Looking through it really shows how new I was to the creation kit in general, even now I am still probably a mere beginner, or at least that’s my perception (especially given I still have trouble with getting some simpler quests to behave). But I also appreciate how far I’ve come since that quest and it hasn’t given me the visceral reaction that normal accompanies me looking at things I did (that head-in-hands groaning-at-my-own-terribleness reaction, I can’t be the only one who has that reaction, right?), and I can only conclude this is because I knew it wasn’t going to be perfect when I made it (and also a lot of the clunkiness gets hidden by the nice shiny video game engine so nobody will ever be any the wiser… hopefully). But this does speak to the problem of always wanting to produce something perfect the first time, you know, that impossible task we always set for ourselves. Since then I’ve come a long way with what I’m making in terms of quests, but they’re still works in progress (and will be for some time yet, this is why organising and planning is really helpful; especially if that planning involves tracking where you are, something I’m often not the best at).

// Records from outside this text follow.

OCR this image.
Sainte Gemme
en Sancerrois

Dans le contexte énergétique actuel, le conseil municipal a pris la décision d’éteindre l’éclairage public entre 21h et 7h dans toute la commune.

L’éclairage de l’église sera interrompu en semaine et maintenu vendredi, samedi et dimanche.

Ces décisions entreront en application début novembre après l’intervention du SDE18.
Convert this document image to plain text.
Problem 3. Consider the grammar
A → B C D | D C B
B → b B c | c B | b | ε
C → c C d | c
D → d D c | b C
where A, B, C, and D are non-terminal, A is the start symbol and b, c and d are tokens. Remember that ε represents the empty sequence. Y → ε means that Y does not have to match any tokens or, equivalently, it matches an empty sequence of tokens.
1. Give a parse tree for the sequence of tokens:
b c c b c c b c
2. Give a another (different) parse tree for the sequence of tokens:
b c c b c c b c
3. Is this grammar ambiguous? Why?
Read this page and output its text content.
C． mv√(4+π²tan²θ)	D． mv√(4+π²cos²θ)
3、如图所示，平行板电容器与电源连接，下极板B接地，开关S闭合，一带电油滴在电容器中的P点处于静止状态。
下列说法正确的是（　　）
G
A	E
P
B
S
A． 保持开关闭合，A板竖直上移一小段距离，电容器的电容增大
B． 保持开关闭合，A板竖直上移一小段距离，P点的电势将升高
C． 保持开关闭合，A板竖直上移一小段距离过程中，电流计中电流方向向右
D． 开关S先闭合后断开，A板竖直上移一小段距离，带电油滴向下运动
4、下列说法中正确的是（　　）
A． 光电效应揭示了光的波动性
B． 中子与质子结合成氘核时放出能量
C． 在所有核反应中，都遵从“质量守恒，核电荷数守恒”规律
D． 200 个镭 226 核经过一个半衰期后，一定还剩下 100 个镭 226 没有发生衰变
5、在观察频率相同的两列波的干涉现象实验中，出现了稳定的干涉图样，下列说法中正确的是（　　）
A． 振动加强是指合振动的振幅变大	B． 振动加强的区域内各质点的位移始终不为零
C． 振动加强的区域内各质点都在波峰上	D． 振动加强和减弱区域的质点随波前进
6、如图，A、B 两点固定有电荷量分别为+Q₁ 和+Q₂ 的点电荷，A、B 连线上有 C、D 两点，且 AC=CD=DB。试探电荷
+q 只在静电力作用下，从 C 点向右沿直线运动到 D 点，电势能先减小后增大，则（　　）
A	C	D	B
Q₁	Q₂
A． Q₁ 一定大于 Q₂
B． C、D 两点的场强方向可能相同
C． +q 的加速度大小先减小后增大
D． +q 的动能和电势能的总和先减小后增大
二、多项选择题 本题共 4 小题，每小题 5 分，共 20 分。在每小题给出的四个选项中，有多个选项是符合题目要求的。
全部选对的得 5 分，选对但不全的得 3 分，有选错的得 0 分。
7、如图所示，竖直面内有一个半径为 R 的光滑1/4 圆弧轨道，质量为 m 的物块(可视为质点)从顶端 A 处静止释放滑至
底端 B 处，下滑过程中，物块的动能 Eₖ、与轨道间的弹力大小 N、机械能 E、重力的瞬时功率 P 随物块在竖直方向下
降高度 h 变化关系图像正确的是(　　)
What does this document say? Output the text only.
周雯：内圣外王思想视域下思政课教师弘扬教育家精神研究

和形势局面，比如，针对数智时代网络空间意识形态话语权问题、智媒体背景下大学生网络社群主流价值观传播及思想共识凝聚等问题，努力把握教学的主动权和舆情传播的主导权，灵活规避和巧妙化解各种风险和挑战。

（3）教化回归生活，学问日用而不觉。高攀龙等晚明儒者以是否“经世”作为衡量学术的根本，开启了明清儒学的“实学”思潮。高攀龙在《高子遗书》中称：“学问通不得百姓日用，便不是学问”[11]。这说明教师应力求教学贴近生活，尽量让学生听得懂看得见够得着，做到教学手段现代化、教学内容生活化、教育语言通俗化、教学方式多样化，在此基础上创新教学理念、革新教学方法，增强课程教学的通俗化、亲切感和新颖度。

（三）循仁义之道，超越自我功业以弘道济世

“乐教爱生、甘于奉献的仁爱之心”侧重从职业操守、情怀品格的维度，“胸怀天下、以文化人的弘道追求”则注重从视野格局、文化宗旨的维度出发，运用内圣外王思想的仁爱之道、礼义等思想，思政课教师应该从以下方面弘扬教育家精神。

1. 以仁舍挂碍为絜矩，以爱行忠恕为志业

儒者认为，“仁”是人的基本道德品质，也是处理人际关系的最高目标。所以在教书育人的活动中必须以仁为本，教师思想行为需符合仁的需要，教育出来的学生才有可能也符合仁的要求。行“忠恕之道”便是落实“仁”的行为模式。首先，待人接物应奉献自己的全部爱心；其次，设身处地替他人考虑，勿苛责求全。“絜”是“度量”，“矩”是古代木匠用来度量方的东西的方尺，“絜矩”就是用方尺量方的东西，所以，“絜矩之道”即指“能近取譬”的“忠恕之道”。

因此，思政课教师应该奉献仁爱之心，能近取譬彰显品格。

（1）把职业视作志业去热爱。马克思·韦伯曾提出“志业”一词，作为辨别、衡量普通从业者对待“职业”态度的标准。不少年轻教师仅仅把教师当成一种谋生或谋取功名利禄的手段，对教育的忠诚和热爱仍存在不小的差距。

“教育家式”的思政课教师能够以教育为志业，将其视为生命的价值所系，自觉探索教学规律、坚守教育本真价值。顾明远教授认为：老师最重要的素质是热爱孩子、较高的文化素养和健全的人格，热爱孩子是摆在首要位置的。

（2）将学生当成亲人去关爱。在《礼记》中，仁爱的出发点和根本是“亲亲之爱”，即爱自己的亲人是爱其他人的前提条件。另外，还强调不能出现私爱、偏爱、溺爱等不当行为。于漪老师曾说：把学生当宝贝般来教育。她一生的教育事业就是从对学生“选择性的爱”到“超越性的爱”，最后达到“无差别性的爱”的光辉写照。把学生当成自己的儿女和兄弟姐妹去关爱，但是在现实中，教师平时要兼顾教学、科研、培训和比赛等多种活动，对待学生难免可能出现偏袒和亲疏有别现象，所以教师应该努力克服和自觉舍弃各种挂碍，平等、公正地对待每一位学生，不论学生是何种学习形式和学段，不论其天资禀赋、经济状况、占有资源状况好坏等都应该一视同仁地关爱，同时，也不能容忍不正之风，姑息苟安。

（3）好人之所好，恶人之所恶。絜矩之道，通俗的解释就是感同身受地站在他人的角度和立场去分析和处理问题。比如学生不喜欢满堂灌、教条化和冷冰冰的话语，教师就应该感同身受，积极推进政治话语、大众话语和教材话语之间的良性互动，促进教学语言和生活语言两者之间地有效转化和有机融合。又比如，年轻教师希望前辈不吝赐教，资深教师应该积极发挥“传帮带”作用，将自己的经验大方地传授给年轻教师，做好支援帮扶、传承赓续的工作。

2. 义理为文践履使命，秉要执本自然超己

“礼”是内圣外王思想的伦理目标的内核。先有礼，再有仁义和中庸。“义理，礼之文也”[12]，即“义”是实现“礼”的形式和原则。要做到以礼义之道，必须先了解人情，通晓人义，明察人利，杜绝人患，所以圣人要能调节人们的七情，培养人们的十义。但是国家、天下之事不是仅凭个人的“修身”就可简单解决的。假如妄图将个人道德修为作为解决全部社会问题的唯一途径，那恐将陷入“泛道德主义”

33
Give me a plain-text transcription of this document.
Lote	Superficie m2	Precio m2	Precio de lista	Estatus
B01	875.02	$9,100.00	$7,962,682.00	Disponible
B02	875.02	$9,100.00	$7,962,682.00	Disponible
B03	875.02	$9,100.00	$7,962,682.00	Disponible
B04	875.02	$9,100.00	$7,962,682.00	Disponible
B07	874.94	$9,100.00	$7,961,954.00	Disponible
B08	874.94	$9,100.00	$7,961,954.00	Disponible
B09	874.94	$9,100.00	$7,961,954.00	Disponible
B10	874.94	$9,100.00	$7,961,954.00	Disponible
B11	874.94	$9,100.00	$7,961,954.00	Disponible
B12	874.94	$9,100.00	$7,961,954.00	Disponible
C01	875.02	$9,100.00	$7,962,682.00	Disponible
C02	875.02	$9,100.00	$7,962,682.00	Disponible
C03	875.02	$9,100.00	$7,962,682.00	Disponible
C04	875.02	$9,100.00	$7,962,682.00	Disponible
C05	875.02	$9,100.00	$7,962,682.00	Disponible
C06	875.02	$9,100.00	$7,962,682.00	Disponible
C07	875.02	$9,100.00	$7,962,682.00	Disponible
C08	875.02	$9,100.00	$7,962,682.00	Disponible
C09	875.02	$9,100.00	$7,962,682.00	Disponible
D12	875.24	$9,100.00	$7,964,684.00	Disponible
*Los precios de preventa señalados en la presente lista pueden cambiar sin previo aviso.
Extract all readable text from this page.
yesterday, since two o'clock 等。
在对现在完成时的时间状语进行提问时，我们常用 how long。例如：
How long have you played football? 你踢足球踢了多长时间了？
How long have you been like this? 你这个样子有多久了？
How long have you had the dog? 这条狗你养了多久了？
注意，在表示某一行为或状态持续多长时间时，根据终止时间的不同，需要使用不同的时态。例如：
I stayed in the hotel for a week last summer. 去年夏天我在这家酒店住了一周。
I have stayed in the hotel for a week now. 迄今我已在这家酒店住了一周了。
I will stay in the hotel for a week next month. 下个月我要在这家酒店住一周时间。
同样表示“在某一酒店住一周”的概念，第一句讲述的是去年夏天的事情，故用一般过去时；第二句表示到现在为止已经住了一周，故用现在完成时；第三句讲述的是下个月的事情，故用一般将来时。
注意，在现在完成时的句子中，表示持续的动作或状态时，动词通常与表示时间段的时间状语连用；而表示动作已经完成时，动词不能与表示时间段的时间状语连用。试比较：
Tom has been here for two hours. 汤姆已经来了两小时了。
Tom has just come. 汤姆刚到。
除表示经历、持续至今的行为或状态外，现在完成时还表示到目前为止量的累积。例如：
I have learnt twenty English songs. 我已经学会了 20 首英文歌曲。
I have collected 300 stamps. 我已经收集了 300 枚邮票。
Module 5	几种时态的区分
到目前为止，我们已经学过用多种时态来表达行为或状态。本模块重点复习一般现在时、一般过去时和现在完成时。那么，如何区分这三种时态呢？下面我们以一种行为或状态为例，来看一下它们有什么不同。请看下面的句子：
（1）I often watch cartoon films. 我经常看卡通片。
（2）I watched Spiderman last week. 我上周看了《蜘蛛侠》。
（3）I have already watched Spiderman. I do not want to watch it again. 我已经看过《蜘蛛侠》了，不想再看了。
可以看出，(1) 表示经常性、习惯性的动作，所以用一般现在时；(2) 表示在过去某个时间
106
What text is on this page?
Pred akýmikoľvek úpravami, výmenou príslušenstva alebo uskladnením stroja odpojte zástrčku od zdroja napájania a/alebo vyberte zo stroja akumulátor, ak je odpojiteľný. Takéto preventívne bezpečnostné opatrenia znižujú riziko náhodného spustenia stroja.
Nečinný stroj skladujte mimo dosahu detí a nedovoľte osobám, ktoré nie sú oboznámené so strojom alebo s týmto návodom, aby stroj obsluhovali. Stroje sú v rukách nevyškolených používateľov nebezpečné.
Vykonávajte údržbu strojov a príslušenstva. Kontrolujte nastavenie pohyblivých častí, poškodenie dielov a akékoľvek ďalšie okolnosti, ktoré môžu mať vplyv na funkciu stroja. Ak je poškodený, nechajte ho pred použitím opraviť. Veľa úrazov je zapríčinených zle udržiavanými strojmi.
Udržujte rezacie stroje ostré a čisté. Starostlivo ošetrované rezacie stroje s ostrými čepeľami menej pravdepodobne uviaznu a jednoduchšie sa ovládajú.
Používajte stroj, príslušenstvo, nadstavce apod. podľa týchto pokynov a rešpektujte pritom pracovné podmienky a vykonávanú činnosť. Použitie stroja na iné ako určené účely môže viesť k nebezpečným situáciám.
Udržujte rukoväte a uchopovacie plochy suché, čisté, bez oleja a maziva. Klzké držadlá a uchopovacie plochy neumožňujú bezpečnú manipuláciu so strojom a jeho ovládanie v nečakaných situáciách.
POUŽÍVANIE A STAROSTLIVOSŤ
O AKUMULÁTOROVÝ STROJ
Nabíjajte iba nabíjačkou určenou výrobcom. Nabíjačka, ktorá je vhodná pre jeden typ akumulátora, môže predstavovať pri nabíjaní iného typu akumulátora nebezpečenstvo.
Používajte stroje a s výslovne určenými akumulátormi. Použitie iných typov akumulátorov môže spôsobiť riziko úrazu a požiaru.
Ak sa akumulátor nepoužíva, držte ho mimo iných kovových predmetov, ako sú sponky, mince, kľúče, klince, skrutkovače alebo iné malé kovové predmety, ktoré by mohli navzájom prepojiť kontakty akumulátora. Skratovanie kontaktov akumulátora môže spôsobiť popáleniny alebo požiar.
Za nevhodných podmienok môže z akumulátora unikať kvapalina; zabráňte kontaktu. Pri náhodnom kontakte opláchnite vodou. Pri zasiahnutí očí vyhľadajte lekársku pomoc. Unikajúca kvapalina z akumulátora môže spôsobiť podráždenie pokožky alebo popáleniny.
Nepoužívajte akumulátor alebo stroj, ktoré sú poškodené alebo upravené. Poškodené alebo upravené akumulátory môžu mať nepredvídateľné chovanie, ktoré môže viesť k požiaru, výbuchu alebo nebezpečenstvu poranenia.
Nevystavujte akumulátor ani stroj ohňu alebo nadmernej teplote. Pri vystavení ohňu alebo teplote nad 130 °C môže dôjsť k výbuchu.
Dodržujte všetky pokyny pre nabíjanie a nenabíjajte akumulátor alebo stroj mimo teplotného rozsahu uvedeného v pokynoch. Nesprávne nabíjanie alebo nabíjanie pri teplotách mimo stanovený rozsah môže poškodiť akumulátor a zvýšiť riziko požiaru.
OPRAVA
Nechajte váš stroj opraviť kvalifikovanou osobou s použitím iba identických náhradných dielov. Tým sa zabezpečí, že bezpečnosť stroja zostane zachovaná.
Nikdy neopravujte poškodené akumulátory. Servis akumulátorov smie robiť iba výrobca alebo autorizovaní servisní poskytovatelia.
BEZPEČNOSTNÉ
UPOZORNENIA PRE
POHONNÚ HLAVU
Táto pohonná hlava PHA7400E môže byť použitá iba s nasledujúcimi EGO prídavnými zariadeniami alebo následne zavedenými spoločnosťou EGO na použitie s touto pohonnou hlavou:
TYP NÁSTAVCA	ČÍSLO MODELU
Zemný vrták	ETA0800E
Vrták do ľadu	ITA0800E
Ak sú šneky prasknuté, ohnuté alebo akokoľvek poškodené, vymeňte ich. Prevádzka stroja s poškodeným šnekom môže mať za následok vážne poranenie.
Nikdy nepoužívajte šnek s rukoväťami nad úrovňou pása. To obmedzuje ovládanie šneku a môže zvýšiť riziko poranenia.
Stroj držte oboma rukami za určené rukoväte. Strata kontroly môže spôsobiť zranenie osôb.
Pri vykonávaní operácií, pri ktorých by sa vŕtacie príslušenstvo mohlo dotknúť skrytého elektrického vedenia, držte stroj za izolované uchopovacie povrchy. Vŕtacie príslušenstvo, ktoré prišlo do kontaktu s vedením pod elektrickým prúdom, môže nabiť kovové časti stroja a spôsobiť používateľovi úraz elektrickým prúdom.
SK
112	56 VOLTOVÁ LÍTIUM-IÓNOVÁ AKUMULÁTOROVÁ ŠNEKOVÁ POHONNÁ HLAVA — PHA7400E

I used to look at tutorial quests people made for this (or for anything really) and always try to take the lesson and immediately apply it to the product (quest, story, whatever) I was trying to make. Now I see the value in the tutorial itself, sure I might still be making the quest first and worrying about the tutorial second but I have a better method, at least for the mod. I build a side quest out of the tutorial, use that to experiment and learn and then build the main quest piece that uses the skills from the tutorial. My theory is you still get to make content for your project, but if you screw up a side quest people may never even see it, if you break your main quest everyone will.

Also, save often, the creation kit crashes constantly.

P.S. I dropped the ‘Modding Fallout, Part x’ because I don’t really know how many of these sort of posts I’m going to end up making over the course of building the mod.